I giovani si sono avvicinati al rito della Beatificazione senza dormire, percorrendo Roma di notte e facendo tappa nelle varie chiese, otto in tutto, dislocate lungo il percorso verso San Pietro. E, nel giorno della cerimonia, Radio Speranza ha trasmesso in diretta l’evento, grazie all’aiuto, tra l’altro, di un giornalista polacco, Pavel Palka. Proprio parlando nella sua lingua il Papa Benedetto XVI pronuncia una parola – chiave per capire il rapporto tra Giovanni Paolo II ed il suo Paese, cioè la parola libertà: “Eravamo un Paese comunista e nessuno aveva mai pensato che la libertà potesse esistere anche per noi”, racconta in diretta il cronista. “Nel 1979 Giovanni Paolo II, visitando la Polonia, fu il primo a farci capire che invece potevamo averla anche noi!”
Le emozioni si rincorrono, insomma, e ognuno ha un suo ricordo particolare di Giovanni Paolo II. Come accade a Perdonis Vellieux, un sacerdote canadese del Québec, che ricorda una visita fatta a Roma con suo padre nel 1986: “Ero in partenza per un anno sabbatico a Gerusalemme e mio padre volle venire con me a Roma. Volevamo vedere Giovanni Paolo II ma dicevo a mio padre che non sarebbe stato possibile. Lui era a Castelgandolfo e chiedemmo il permesso di andare alla Messa del Papa. Fu possibile. Vedemmo il Papa – racconta il sacerdote – alla fine della Messa. Fece il giro. Ebbene: ci fu un incontro tra il Papa, mio padre, me e uno studente. Mi ricorderò sempre della frase di Giovanni Paolo II, che guardando mio padre disse: “È suo figlio! Avevo trentasei anni ed era la prima volta che venivo riconosciuto pubblicamente come il figlio di mio padre! Sapevo di esserlo, ma è stato il modo in cui Giovanni Paolo II ha ripreso la frase che mi ha colpito!”.

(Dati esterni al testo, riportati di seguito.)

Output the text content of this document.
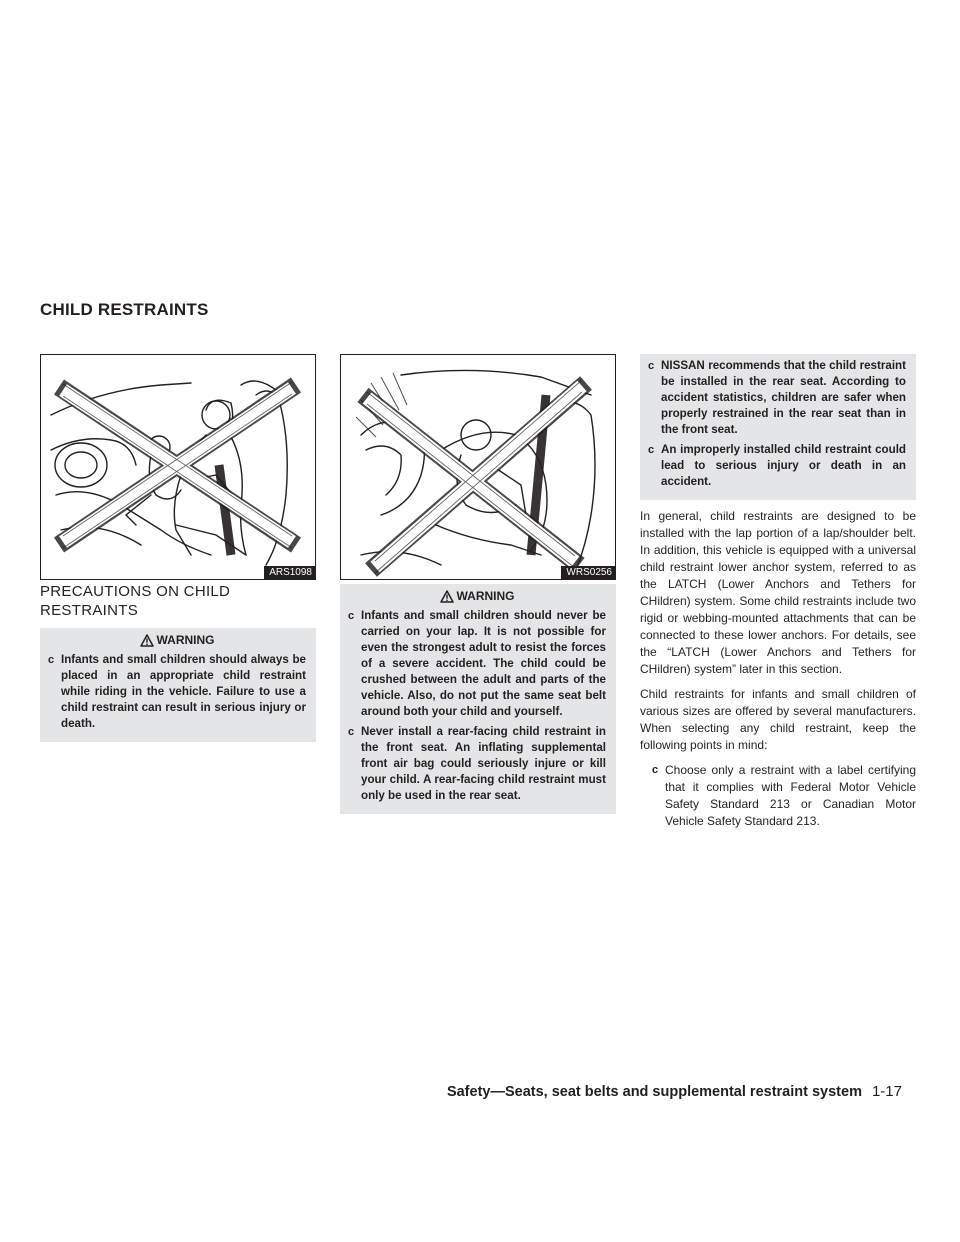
CHILD RESTRAINTS
ARS1098	WRS0256
PRECAUTIONS ON CHILD RESTRAINTS
WARNING
c Infants and small children should always be placed in an appropriate child restraint while riding in the vehicle. Failure to use a child restraint can result in serious injury or death.
WARNING
c Infants and small children should never be carried on your lap. It is not possible for even the strongest adult to resist the forces of a severe accident. The child could be crushed between the adult and parts of the vehicle. Also, do not put the same seat belt around both your child and yourself.
c Never install a rear-facing child restraint in the front seat. An inflating supplemental front air bag could seriously injure or kill your child. A rear-facing child restraint must only be used in the rear seat.
c NISSAN recommends that the child restraint be installed in the rear seat. According to accident statistics, children are safer when properly restrained in the rear seat than in the front seat.
c An improperly installed child restraint could lead to serious injury or death in an accident.

In general, child restraints are designed to be installed with the lap portion of a lap/shoulder belt. In addition, this vehicle is equipped with a universal child restraint lower anchor system, referred to as the LATCH (Lower Anchors and Tethers for CHildren) system. Some child restraints include two rigid or webbing-mounted attachments that can be connected to these lower anchors. For details, see the “LATCH (Lower Anchors and Tethers for CHildren) system” later in this section.

Child restraints for infants and small children of various sizes are offered by several manufacturers. When selecting any child restraint, keep the following points in mind:

c Choose only a restraint with a label certifying that it complies with Federal Motor Vehicle Safety Standard 213 or Canadian Motor Vehicle Safety Standard 213.
Safety—Seats, seat belts and supplemental restraint system 1-17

Esperienze personali che s’intrecciano alla grande storia, come ricorda mons. Luttwig Schwarz, arcivescovo di Linz, in Austria: “Lui ha fatto tanto per l’Europa, anche per l’Europa unita. Ha detto che il cristianesimo è la radice della Casa comune dell’Europa“. Proprio questo è forse il segno che più di tutti colpisce alla fine di questi giorni di festa: l’unità. Perchè su una cosa tutti sono stati uniti e concordi: Giovanni Paolo II è stato santo nella sua vita!